Under current law, default notices are filed on homes where the buyers have not paid their mortgage for 90 days. Then buyers receive foreclosure notices.
Hardesty said all 22 senior judges have expressed a willingness to serve as mediators or handle district court cases where lenders do not show up to mediation hearings.
With their assistance, he expects the program will not become a burden to the court system.
But Hardesty warned that the Legislature must replace $300,000 that he removed from the court’s budget as a cost-saving plan sought by Gov.
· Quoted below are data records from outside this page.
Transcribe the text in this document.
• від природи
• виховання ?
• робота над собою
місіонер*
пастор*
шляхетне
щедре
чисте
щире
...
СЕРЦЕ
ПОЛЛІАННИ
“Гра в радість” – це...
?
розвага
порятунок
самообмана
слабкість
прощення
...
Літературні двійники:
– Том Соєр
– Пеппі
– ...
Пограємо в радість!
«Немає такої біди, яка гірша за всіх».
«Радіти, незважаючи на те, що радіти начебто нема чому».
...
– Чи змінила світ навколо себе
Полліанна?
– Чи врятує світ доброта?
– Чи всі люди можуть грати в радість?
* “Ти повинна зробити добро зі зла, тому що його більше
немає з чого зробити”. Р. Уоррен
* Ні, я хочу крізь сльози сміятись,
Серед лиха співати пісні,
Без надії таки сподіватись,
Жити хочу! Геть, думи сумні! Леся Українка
Jim Gibbons.
He said without the funds, the senior judge program will end on July 1.
Senior judges are former judges named by the Supreme Court to continue to work on selected cases.
These judges will be needed especially in mid-September when Hardesty expects the court will begin to hear cases about lenders who did not show up to mediation hearings.
Hardesty also asked the committee to approve Assembly Bill 64, which would add 10 new district judges starting in January 2011. Nine would be based in Clark County.
The chief justice said the judges are needed in part because 446 medical malpractice lawsuits already have been filed over the hepatitis C outbreak in Las Vegas last year.
To help pay for their costs he proposed increasing court filing fees in Assembly Bill 65.
From the fee increases, he predicted $7.4 million would be raised annually in Clark County.
Art Ritchie, the chief judge in Clark County, said the number of cases in the county increased by 31 percent in March compared with a year earlier because of the medical malpractice lawsuits.
“When times are tough, folks turn to the court system,” Ritchie said.
Even with the fee increases, Hardesty said, the cost of filing a class-action lawsuit affecting 6,000 people would only increase to $250, compared with the current $151.
No action was taken on any bill during Monday’s hearing.